New Zealand top-order batter Henry Nicholls has said he’s never satisfied no matter how many runs he scores on the cricket field, adding that he gets “pretty furious” even if he gets out after scoring a century.
Nicholls’s century (105 runs off 163 balls) in the innings-and-276-run humiliation of South Africa in the opening Test of the two-match series at the Hagley Oval recently laid the foundation for the hosts’ historic win.
The second Test also will be played at the Hagley Oval but on a different wicket.
“Cricket is a funny game, it was great the other day to be able to bat that long, and whether or not I get a duck or 105 I’m always pretty furious when I get out, it’s never enough,” said the 30-year-old left-hand batter.
On the secret behind his success — Nicholls has scored almost 2,500 runs in 45 Tests at a healthy average of nearly 41 — the batter said, “I think it is just being more comfortable, and trusting your game,” the batter told SENZ Breakfast on Monday .
“Having that experience and confidence of knowing that my recipe works, the way I play works, and just trying to keep doing that for longer. It’s just understanding how I go about that, and how I keep contributing for longer. In the team we’re missing a few key guys and I am a bit more of an experienced player, so just trying to step up into that role.”
With the retirement of batting stalwart Ross Taylor, and captain Kane Williamson out with a nagging elbow injury, Nicholls has been moved to No. 4 in the batting order. He has seamlessly moved into the new position and batted with utmost concentration on a difficult track.
“I think one of the things as a batter and a Test player in New Zealand is you get experience playing on wickets like that. Sometimes it can be bowler friendly, but I think for me it was just trying to be positive in my mind, and try to be clear in making good decisions but also looking to score.”
After bowling the tourists out for just 95 runs, New Zealand made run-getting look easy as they notched up 482 runs. They then dispatched South Africa for 111 in the second innings to earn their first Test victory against the Proteas since 2004.
While Nicholls made a century, admirable contributions from Tom Blundell (96 off 138), Colin de Grandhomme (45 off 42), Neil Wagner (49) and Matt Henry (58 not out) helped the Blackcaps to an imposing total.

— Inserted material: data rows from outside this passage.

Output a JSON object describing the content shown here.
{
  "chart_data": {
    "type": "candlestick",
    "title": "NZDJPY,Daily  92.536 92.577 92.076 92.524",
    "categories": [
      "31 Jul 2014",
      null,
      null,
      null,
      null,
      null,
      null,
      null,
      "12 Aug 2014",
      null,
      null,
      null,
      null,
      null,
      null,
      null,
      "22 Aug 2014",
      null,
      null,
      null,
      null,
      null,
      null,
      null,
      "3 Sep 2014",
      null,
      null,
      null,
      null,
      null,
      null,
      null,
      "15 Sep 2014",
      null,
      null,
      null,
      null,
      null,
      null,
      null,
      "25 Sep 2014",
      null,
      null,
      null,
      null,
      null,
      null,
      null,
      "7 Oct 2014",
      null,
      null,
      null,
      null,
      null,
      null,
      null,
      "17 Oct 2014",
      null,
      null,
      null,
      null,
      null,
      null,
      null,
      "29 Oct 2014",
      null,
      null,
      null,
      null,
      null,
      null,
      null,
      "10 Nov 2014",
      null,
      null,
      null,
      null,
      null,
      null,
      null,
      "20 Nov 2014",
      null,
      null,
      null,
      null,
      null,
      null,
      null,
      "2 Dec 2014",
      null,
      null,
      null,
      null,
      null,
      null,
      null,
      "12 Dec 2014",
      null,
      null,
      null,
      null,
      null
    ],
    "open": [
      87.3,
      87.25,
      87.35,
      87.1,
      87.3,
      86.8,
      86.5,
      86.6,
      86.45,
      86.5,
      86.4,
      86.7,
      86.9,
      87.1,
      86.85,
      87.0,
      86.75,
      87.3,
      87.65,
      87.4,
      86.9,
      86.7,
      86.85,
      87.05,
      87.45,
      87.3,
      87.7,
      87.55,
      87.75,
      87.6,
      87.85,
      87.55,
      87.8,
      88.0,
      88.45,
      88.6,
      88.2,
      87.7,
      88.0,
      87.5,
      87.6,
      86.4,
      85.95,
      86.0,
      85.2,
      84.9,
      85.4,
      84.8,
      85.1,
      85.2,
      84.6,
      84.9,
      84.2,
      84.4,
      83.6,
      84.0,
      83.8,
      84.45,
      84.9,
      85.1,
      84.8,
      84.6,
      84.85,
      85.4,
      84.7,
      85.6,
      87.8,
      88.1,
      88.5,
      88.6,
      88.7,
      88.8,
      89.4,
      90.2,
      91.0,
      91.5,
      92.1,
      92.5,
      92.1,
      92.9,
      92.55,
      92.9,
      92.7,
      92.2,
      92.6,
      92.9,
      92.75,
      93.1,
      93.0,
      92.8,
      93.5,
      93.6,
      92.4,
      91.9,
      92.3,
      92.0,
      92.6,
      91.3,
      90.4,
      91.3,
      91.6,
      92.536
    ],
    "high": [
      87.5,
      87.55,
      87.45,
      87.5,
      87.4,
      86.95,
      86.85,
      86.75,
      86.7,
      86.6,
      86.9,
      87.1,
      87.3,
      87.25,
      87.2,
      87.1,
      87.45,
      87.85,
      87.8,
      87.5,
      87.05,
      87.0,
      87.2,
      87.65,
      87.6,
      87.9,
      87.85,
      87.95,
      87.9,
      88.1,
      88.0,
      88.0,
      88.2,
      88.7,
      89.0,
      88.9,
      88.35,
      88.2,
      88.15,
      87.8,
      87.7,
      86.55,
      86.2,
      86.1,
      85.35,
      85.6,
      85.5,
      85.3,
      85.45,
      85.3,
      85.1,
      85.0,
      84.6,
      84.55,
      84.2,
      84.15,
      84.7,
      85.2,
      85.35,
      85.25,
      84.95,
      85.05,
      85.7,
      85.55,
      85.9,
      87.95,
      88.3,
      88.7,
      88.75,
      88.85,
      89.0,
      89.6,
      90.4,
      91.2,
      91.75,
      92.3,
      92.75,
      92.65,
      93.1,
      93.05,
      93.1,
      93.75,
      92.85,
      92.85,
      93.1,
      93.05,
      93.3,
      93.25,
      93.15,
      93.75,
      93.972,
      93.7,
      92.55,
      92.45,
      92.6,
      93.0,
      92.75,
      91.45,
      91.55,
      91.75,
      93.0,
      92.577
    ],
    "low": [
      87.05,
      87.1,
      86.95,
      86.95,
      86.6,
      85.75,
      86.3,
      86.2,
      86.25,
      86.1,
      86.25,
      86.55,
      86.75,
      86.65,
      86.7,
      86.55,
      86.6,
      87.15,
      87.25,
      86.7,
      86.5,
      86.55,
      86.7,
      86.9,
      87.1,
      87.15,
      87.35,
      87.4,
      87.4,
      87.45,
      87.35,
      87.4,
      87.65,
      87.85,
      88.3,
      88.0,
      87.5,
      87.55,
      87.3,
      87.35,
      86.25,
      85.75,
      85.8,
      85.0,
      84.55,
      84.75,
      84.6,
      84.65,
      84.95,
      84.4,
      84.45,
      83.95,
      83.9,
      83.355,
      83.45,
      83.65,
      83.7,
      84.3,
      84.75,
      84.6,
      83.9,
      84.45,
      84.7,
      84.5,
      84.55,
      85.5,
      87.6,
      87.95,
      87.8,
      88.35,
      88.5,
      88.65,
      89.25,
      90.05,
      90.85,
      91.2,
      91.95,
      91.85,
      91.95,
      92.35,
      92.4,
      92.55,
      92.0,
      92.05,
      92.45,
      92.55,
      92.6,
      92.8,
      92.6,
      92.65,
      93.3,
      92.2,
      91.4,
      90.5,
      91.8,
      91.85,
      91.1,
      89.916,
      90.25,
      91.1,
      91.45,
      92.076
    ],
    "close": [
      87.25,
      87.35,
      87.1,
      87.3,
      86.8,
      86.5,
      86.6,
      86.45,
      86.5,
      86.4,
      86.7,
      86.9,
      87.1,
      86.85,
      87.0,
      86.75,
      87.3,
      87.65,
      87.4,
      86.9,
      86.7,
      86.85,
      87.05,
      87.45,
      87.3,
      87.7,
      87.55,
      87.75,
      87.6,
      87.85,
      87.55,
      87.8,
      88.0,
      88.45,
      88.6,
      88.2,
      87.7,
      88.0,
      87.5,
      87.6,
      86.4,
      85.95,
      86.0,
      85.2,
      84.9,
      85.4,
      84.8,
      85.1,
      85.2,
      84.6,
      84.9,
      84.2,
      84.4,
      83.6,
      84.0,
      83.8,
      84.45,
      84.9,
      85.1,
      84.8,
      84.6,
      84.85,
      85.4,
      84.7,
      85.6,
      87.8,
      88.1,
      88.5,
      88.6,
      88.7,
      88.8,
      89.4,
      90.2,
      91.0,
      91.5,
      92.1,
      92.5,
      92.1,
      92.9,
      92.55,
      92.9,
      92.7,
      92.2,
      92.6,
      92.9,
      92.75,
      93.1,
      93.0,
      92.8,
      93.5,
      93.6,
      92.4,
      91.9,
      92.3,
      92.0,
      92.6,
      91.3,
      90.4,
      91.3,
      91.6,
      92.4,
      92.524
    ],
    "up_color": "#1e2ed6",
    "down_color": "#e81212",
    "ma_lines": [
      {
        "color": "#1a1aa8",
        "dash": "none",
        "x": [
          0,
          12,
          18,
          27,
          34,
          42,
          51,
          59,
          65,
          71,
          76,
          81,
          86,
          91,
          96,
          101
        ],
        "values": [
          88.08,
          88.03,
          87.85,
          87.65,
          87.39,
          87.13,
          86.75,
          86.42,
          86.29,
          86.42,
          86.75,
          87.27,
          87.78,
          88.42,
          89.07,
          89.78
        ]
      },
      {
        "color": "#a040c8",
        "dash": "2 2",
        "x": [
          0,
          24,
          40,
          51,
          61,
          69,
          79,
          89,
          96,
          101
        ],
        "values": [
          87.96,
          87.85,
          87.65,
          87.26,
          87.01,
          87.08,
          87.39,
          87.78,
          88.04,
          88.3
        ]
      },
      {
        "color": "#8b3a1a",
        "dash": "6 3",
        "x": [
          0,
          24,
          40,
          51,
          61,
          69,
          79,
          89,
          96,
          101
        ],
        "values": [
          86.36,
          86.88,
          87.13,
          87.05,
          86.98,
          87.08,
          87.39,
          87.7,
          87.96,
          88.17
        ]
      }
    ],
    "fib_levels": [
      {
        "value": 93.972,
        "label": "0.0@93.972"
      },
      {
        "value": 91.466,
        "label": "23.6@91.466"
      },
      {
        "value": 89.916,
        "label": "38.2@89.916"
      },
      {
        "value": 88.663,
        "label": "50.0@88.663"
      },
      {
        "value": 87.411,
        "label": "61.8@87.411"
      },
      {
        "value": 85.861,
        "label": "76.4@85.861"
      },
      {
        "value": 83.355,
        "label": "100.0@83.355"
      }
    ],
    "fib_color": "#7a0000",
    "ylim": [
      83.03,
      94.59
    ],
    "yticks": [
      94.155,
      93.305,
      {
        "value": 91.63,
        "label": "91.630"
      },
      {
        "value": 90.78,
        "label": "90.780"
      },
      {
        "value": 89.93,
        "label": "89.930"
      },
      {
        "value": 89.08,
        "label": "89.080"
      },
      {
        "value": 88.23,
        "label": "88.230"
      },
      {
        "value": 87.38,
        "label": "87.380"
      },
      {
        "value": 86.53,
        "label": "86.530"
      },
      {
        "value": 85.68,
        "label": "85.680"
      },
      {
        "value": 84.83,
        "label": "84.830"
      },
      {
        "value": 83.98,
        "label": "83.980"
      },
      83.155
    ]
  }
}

“The way the guys batted made the wicket look really flat at times. Matt Henry, batting at 11, the way he was batting made us think that we wouldn’t be able to get an extra 10 wickets. But the way the guys played throughout the innings was just incredible scoring at four an over and then on the flip side for the bowlers to do the work that they did to set that up was pretty incredible. The execution of it all was really cool, to be sitting at gully and be watch it happen,” added Nicholls.